The numbers: Consumer sentiment crept up in early February to a 31-month high, fueled by slowing inflation and a strong job market.

The first of two readings of the sentiment survey this month rose to 79.6 from 79.0 in January, the University of Michigan said Friday. That’s the highest reading since July 2021.

Americans are more confident inflation will continue to slow and that jobs will remain easy to find. A rising stock market has also buoyed confidence.

The consumer-sentiment survey reveals how Americans feel about their own finances as well as the broader economy.

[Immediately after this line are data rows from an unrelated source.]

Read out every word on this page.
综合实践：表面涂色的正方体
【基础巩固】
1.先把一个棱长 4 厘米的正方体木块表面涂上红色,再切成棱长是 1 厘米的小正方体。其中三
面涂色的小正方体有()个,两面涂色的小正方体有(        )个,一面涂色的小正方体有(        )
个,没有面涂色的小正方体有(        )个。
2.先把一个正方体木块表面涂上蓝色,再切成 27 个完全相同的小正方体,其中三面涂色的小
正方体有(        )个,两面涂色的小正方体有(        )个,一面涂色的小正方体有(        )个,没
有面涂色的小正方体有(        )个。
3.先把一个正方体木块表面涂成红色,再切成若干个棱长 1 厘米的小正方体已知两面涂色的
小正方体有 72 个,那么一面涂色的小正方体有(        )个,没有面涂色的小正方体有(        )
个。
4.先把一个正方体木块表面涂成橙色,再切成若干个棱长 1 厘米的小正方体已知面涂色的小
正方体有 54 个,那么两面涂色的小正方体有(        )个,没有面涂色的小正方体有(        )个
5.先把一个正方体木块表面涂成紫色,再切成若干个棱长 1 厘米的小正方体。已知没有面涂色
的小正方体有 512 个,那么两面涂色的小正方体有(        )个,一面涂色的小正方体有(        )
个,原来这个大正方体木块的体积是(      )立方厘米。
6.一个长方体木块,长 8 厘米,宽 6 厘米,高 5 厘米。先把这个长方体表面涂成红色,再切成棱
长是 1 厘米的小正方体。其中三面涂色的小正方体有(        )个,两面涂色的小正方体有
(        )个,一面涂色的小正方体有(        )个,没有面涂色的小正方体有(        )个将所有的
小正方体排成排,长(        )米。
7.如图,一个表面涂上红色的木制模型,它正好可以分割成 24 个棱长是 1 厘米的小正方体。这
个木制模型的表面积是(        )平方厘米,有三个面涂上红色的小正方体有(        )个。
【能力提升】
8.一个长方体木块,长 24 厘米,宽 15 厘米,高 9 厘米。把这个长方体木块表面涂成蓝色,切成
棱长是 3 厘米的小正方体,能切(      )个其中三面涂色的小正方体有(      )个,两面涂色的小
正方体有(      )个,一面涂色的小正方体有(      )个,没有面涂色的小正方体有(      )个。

Sentiment is still well below prepandemic levels of around 100, however.

Key details: A gauge that measures what consumers think about the current state of the economy fell slightly, to 81.5 from 81.9.

A measurement of expectations for the next six months climbed to 78.4 from 77.1 in January. That’s also the highest level since July 2021.

Americans think inflation will average 3% in the next 12 months, up a tick from January. The current rate of inflation is 3.1%, based on the consumer-price index.

Big picture: The economy is growing at an above-average speed. Unemployment is extremely low at 3.7%. Gas is cheaper. Stocks are rising. And inflation is slowing, though not as fast as investors had hoped. The Federal Reserve is also primed to cut interest rates later this year.

That helps explain the recent surge in consumer sentiment.

Still, it may take a while for confidence to return to prepandemic levels in light of the steep increase in prices over the last four years.

Looking ahead: “Consumers continued to express confidence that the slowdown in inflation and strength in labor markets would continue,” survey director Joanne Hsu said. “Five-year expectations for business conditions rose 5% to its highest reading since December 2020.”

Market reaction: The Dow Jones Industrial Average
DJIA,
-0.06%
and S&P 500
SPX,
-0.17%
fell in Friday trading after a disappointing inflation reading in the producer-price index.